Dia menjelaskan, perintah telah diberikan untuk menyiapkan daftar penerima dan nomor rekening bank mereka. Setelah daftar disusun, kata dia, uang tunai untuk satu kali akan dikirim ke rekening mereka secara langsung. Adapun korporasi kota dan administrasi kabupaten sudah mulai menyiapkan daftar warga yang tergolong miskin dan masuk dalam kalangan tersebut.
Pemerintah Bangladesh berencana untuk mencairkan dana selama Ramadhan, yang dimulai pada pekan terakhir bulan April. Kemudian akan diputuskan apakah uang tunai akan ditransfer melalui rekening bank atau layanan keuangan seluler karena banyak dari kelompok tersebut yang tidak memiliki rekening bank.
Bank Dunia pada akhir pekan lalu juga menyarankan langkah serupa untuk membantu orang miskin dan mereka yang bekerja di sektor informal untuk mengatasi situasi yang menyedihkan itu. Dilaporkan, sejumlah besar orang telah kehilangan pekerjaan karena penurunan ekonomi yang berkelanjutan dari pandemi coronavirus.
Untuk itu, Bangladesh telah mengumumkan berbagai paket stimulus senilai 95,619 juta taka atau sekitar Rp 17,8 miliat, yang merupakan 3,3 persen dari Produk Domestik Bruto (PDB). "Kami tidak tahu berapa lama krisis ini akan berlangsung dan bagaimana itu akan membahayakan ekonomi kami," katanya.
Sektor impor dan ekspor Bangladesh pun sudah mulai merasakan 'panasnya' pandemi corona. Sebagian besar pekerja migran kehilangan pekerjaan karena patogen yang mematikan. Ini telah menghentikan aliran pengiriman uang.

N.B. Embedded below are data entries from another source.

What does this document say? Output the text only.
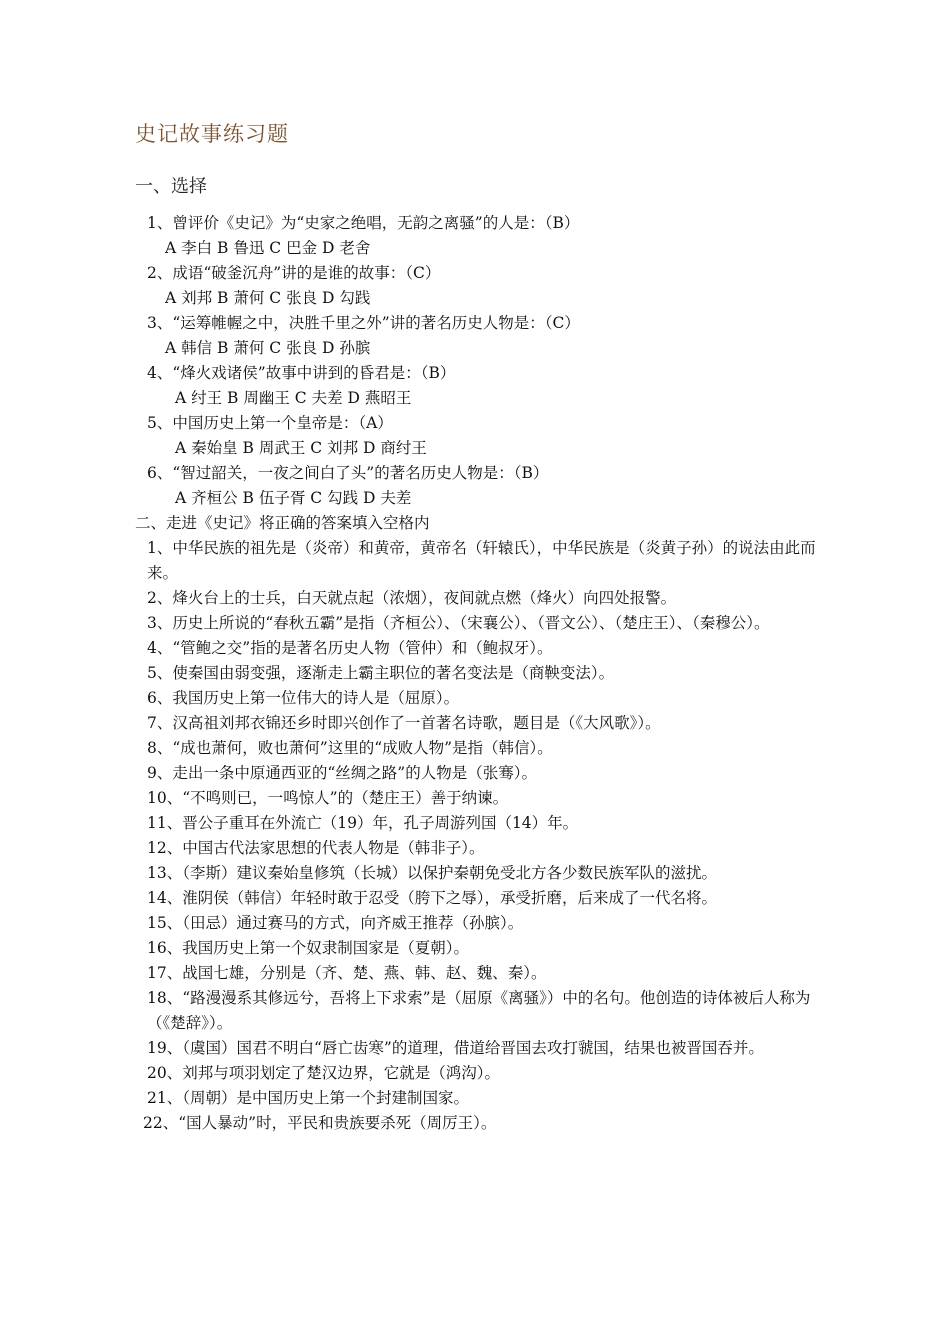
史记故事练习题
一、选择
1、曾评价《史记》为“史家之绝唱，无韵之离骚”的人是：（B）
A 李白 B 鲁迅 C 巴金 D 老舍
2、成语“破釜沉舟”讲的是谁的故事：（C）
A 刘邦 B 萧何 C 张良 D 勾践
3、“运筹帷幄之中，决胜千里之外”讲的著名历史人物是：（C）
A 韩信 B 萧何 C 张良 D 孙膑
4、“烽火戏诸侯”故事中讲到的昏君是：（B）
A 纣王 B 周幽王 C 夫差 D 燕昭王
5、中国历史上第一个皇帝是：（A）
A 秦始皇 B 周武王 C 刘邦 D 商纣王
6、“智过韶关，一夜之间白了头”的著名历史人物是：（B）
A 齐桓公 B 伍子胥 C 勾践 D 夫差
二、走进《史记》将正确的答案填入空格内
1、中华民族的祖先是（炎帝）和黄帝，黄帝名（轩辕氏），中华民族是（炎黄子孙）的说法由此而来。
2、烽火台上的士兵，白天就点起（浓烟），夜间就点燃（烽火）向四处报警。
3、历史上所说的“春秋五霸”是指（齐桓公）、（宋襄公）、（晋文公）、（楚庄王）、（秦穆公）。
4、“管鲍之交”指的是著名历史人物（管仲）和（鲍叔牙）。
5、使秦国由弱变强，逐渐走上霸主职位的著名变法是（商鞅变法）。
6、我国历史上第一位伟大的诗人是（屈原）。
7、汉高祖刘邦衣锦还乡时即兴创作了一首著名诗歌，题目是（《大风歌》）。
8、“成也萧何，败也萧何”这里的“成败人物”是指（韩信）。
9、走出一条中原通西亚的“丝绸之路”的人物是（张骞）。
10、“不鸣则已，一鸣惊人”的（楚庄王）善于纳谏。
11、晋公子重耳在外流亡（19）年，孔子周游列国（14）年。
12、中国古代法家思想的代表人物是（韩非子）。
13、（李斯）建议秦始皇修筑（长城）以保护秦朝免受北方各少数民族军队的滋扰。
14、淮阴侯（韩信）年轻时敢于忍受（胯下之辱），承受折磨，后来成了一代名将。
15、（田忌）通过赛马的方式，向齐威王推荐（孙膑）。
16、我国历史上第一个奴隶制国家是（夏朝）。
17、战国七雄，分别是（齐、楚、燕、韩、赵、魏、秦）。
18、“路漫漫系其修远兮，吾将上下求索”是（屈原《离骚》）中的名句。他创造的诗体被后人称为（《楚辞》）。
19、（虞国）国君不明白“唇亡齿寒”的道理，借道给晋国去攻打虢国，结果也被晋国吞并。
20、刘邦与项羽划定了楚汉边界，它就是（鸿沟）。
21、（周朝）是中国历史上第一个封建制国家。
22、“国人暴动”时，平民和贵族要杀死（周厉王）。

"Kami tidak berada di luar sistem global. Pukulan yang berasal dari resesi ekonomi global telah menjadi penyebab utama kekhawatiran bagi perekonomian kita juga," ungkapnya.
Semua kementerian terkait pertanian telah diberi instruksi untuk mempercepat produksi pertanian sehingga tidak ada kekurangan pangan yang muncul dalam beberapa hari mendatang.
"Kami telah mengambil langkah-langkah sehingga tidak ada kekurangan benih, pupuk, pestisida dan input pertanian lainnya dan membawanya ke petani tepat waktu," tambahnya.
Direktur Eksekutif Institut Penelitian Kebijakan Bangladesh Ahsan H Mansur mengatakan, pandemi corona telah menimbulkan dampak ekonomi yang negatif. Yang paling terasa, kata dia, adalah munculnya sejumlah warga yang kehilangan pekerjaan dan juga tak mendapatkan kebutuhan makan.
Mantan ekonom utama di kantor Bank Dunia Dhaka Zahid Hussain juga berpendapat serupa. Dia mengatakan bahwa tanpa bantuan tunai langsung pemerintah, akan sangat sulit bagi para warga terdampak pandemi corona bertahan hidup.
"Setidaknya terdapat 4-5 juta orang berjuang untuk bertahan hidup akibat kekurangan makanan," kata dia.
Tanpa bantuan sosial minimum, menurutnya, mereka yang rentan dan mereka yang hidup dari tangan ke mulut tidak akan memiliki pilihan selain menentang perintah.
Kebijakan lockdown yang akan berlanjut setidaknya hingg 25 April mendatang telah membuat semua kegiatan ekonomi berhenti dan menutup kantor, bisnis, industri, dan menghentikan mobilitas dalam transportasi.